Good morning,
I went to bed very early, so unnaturally tired, I was asleep at once but only slept lightly and woke sometimes.
I dreamed a lot.
Dreamed of Hampshire, dreamed of Sussex, dreamed of a baby in a pushchair, christmas shopping, a bus station, and some ladies trying to find the bus to Thorpe Gallery, wherever that is.
But the saddest dream was, I dreamed about my Dad. I dreamed he was alive and he and I were playing chess, like we used to.
He was trying to tell me something, he said he knew my path while he didn't know the paths of the other children. I didn't know what he meant, but I knew he was dead, even as we sat there playing chess, and I told him my grief was overwhelming.

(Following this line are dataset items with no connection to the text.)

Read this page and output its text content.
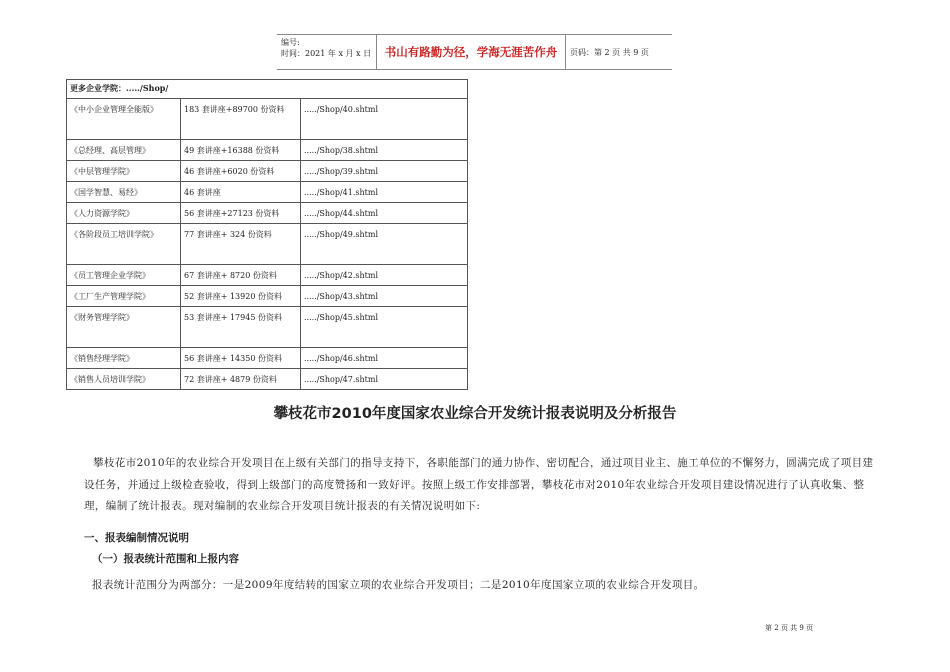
编号:
时间：2021 年 x 月 x 日	书山有路勤为径，学海无涯苦作舟	页码：第 2 页 共 9 页
更多企业学院：...../Shop/
《中小企业管理全能版》	183 套讲座+89700 份资料	...../Shop/40.shtml
《总经理、高层管理》	49 套讲座+16388 份资料	...../Shop/38.shtml
《中层管理学院》	46 套讲座+6020 份资料	...../Shop/39.shtml
《国学智慧、易经》	46 套讲座	...../Shop/41.shtml
《人力资源学院》	56 套讲座+27123 份资料	...../Shop/44.shtml
《各阶段员工培训学院》	77 套讲座+ 324 份资料	...../Shop/49.shtml
《员工管理企业学院》	67 套讲座+ 8720 份资料	...../Shop/42.shtml
《工厂生产管理学院》	52 套讲座+ 13920 份资料	...../Shop/43.shtml
《财务管理学院》	53 套讲座+ 17945 份资料	...../Shop/45.shtml
《销售经理学院》	56 套讲座+ 14350 份资料	...../Shop/46.shtml
《销售人员培训学院》	72 套讲座+ 4879 份资料	...../Shop/47.shtml
攀枝花市2010年度国家农业综合开发统计报表说明及分析报告
攀枝花市2010年的农业综合开发项目在上级有关部门的指导支持下，各职能部门的通力协作、密切配合，通过项目业主、施工单位的不懈努力，圆满完成了项目建设任务，并通过上级检查验收，得到上级部门的高度赞扬和一致好评。按照上级工作安排部署，攀枝花市对2010年农业综合开发项目建设情况进行了认真收集、整理，编制了统计报表。现对编制的农业综合开发项目统计报表的有关情况说明如下:
一、报表编制情况说明
（一）报表统计范围和上报内容
报表统计范围分为两部分：一是2009年度结转的国家立项的农业综合开发项目；二是2010年度国家立项的农业综合开发项目。
第 2 页 共 9 页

I woke this morning, wide awake, 8am, which shows that while I am tired, I am still in remission.
The street is quiet at the weekend and the sun was shining quiet and peaceful, but I felt lazy, so I lazed about a bit and made tea and toast and checked the internet, there is loads of religion and Godstuff on twitter this morning :)
I nearly forgot, during the night I also dreamed about the Scottish Independence Vote, which in waking life does not affect me nor do I really understand it, but in my dream I was screaming with utter conviction about the Independence Vote, to a massive circus camp.